Die anschließende Interpretation von „Say Yes“ reihte sich damals nahtlos in das ohnehin schon wunderbare Set ein und der Autor dieser Zeilen war spätestens in diesem Moment vollkommen begeistert von diesem hageren Typen da vorne, der stets mit einer beinahe unverschämten Leichtigkeit zwischen zerbrechlichen Melodien und giftigen Anklagen mäanderte.

Besonders anschaulich lässt sich diese Spannung am Titelstück von „Between the Concrete & Clouds“ zeigen, dem neuen und mittlerweile sechsten Album des New Yorkers. Mit der Hilfe von 90er-Jahre-Gitarrenklang baut Devine einen Song auf, dessen hochmelodischer Refrain sich gleich beim ersten Hören im Kopf festsetzt, während der Text nichts anderes ist als eine bitterböse Abrechnung mit Gott, der Kirche und dem Glauben an sich: „And every single time that you opened your mouth / someone else’s lies came tumbling out / parading as the truth in a cap and a gown / a graduated curse that you cast to the ground“.
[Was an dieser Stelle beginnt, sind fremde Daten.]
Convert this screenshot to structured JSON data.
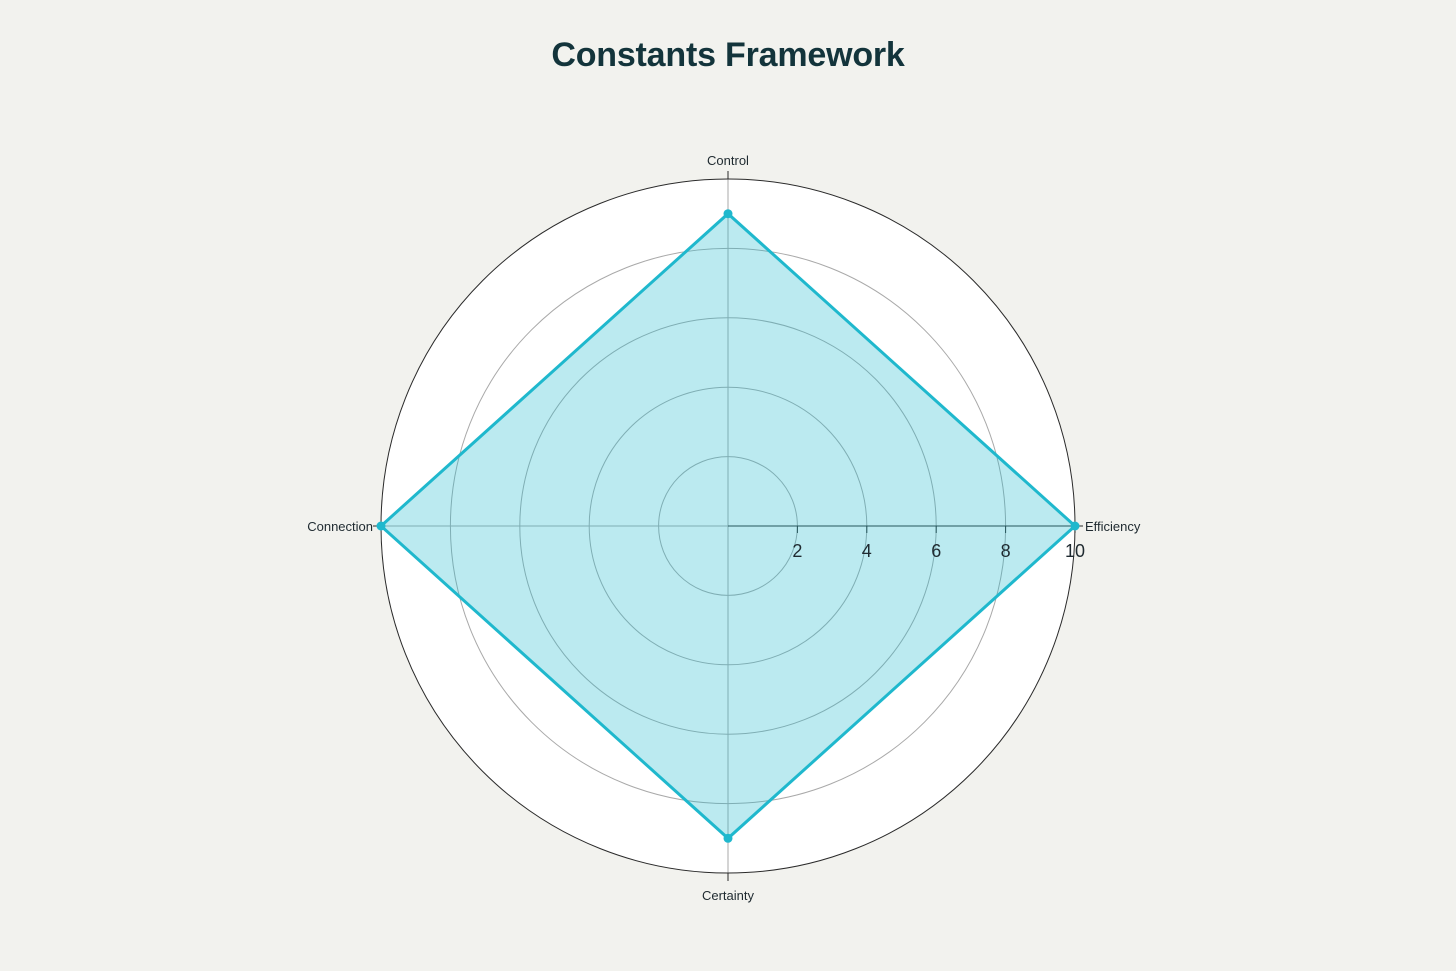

Devine zeichnet sich bereits seit dem Anfang seiner Karriere dadurch aus, dass er in seinen Liedern nicht nur fast immer aus der Ich-Perspektive erzählt, sondern im Gegensatz zu vielen Songwriter-Kollegen auch tatsächlich dieses „Ich“ ist. So singt er beispielsweise ganz nach alter Tradition über seine Drogensucht („Wait Out the Wreck“) oder seine Probleme damit, etwas aus sich und seinem Leben zu machen („Sleepwalking Through My Life“). Das Besondere daran: Die Texte funktionieren, ohne dass sie auch nur im Ansatz narzistisch klingen. Denn anstatt abgedroschene Phrasen und schiefe Metaphern abzuliefern, dichtet Devine klare Sätze, ohne dabei jedoch allzu offensichtlich zu sein.

Musikalisch ist „Between the Concrete & Clouds“ stark von den 90ern beeinflusst – wie vor allem der bereits erwähnte Titelsong oder die erste Single „Off-Screen“ belegen. Überhaupt klingt die Platte stellenweise eher wie Devines alte Band Miracle of 86, die sich um die Jahrhundertwende durch die Welt schrammelte – aber dabei kaum über die Ostküste der USA hinauskam.
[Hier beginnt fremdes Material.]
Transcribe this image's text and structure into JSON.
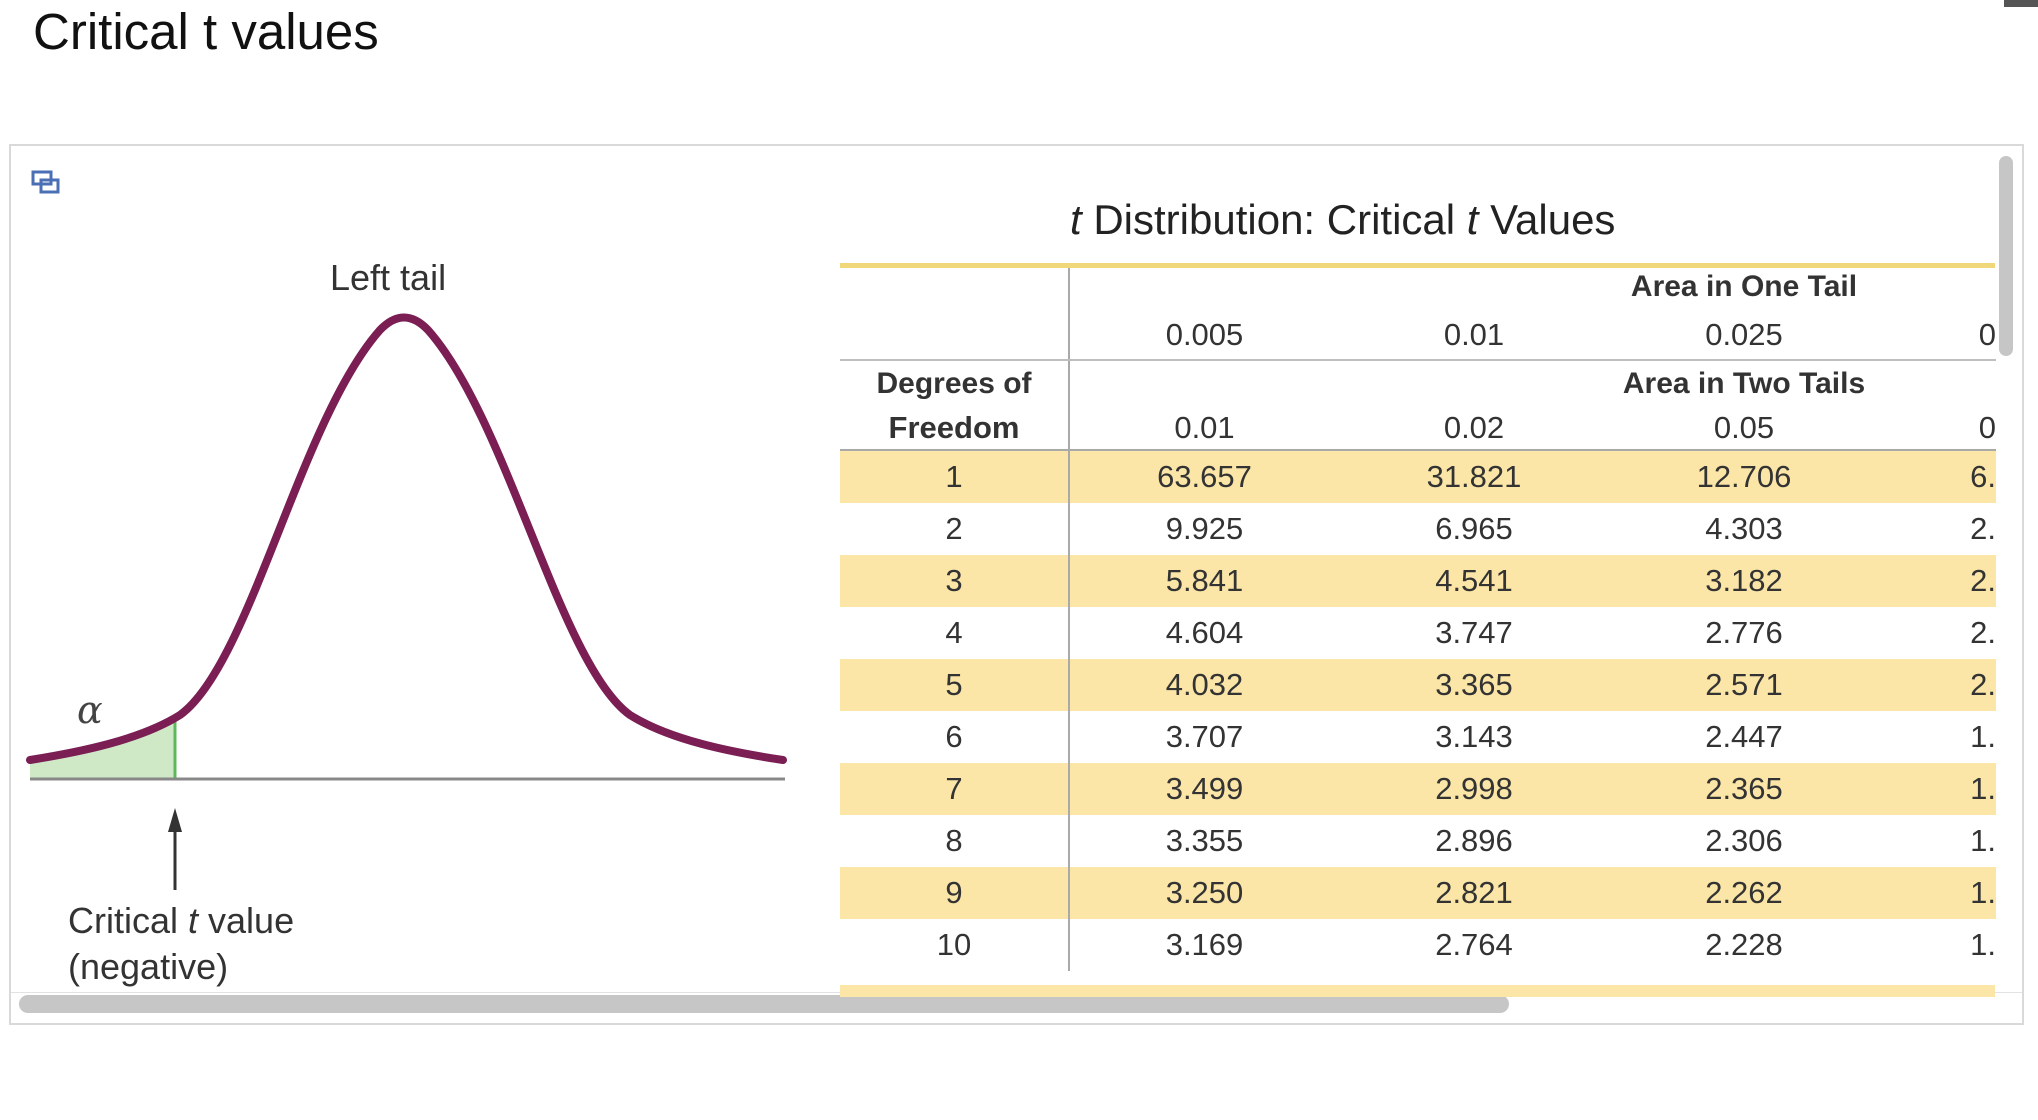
{
  "page": {
    "title": "Critical t values"
  },
  "figure": {
    "left_tail_label": "Left tail",
    "alpha_symbol": "α",
    "critical_label_line1_pre": "Critical ",
    "critical_label_line1_italic": "t",
    "critical_label_line1_post": " value",
    "critical_label_line2": "(negative)",
    "colors": {
      "curve": "#7a1e54",
      "shade": "#cfe8c6",
      "shade_edge": "#5cb85c",
      "axis": "#888888"
    }
  },
  "table": {
    "title_italic1": "t",
    "title_mid": " Distribution: Critical ",
    "title_italic2": "t",
    "title_end": " Values",
    "one_tail_header": "Area in One Tail",
    "two_tail_header": "Area in Two Tails",
    "df_header_line1": "Degrees of",
    "df_header_line2": "Freedom",
    "one_tail": [
      "0.005",
      "0.01",
      "0.025",
      "0"
    ],
    "two_tail": [
      "0.01",
      "0.02",
      "0.05",
      "0"
    ],
    "rows": [
      {
        "df": "1",
        "v": [
          "63.657",
          "31.821",
          "12.706",
          "6."
        ]
      },
      {
        "df": "2",
        "v": [
          "9.925",
          "6.965",
          "4.303",
          "2."
        ]
      },
      {
        "df": "3",
        "v": [
          "5.841",
          "4.541",
          "3.182",
          "2."
        ]
      },
      {
        "df": "4",
        "v": [
          "4.604",
          "3.747",
          "2.776",
          "2."
        ]
      },
      {
        "df": "5",
        "v": [
          "4.032",
          "3.365",
          "2.571",
          "2."
        ]
      },
      {
        "df": "6",
        "v": [
          "3.707",
          "3.143",
          "2.447",
          "1."
        ]
      },
      {
        "df": "7",
        "v": [
          "3.499",
          "2.998",
          "2.365",
          "1."
        ]
      },
      {
        "df": "8",
        "v": [
          "3.355",
          "2.896",
          "2.306",
          "1."
        ]
      },
      {
        "df": "9",
        "v": [
          "3.250",
          "2.821",
          "2.262",
          "1."
        ]
      },
      {
        "df": "10",
        "v": [
          "3.169",
          "2.764",
          "2.228",
          "1."
        ]
      }
    ],
    "colors": {
      "shade": "#fbe6a8",
      "rule": "#efd77a"
    }
  }
}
Am Ende bleiben also eine zerbrechliche Stimme, melodische Kompositionen, persönliche Texte, eine Solokarriere nach einer mehr oder weniger überschaubar erfolgreichen Bandkarriere … Ja, irgendwie kommt einem das alles schon ziemlich bekannt vor, nur: Was bringen denn Vergleiche von Dingen, die nur schwerlich vergleichbar sind? Halten wir stattdessen einfach fest: Sollte Kevin Devine sich jemals fragen, ob er denn nun erwünscht ist, dann möge ihm doch bitte jeder schlicht mit „Ja“ antworten.

„Between the Concrete & Clouds“ ist am 25. September bei Artic Rodeo Recordings erschienen.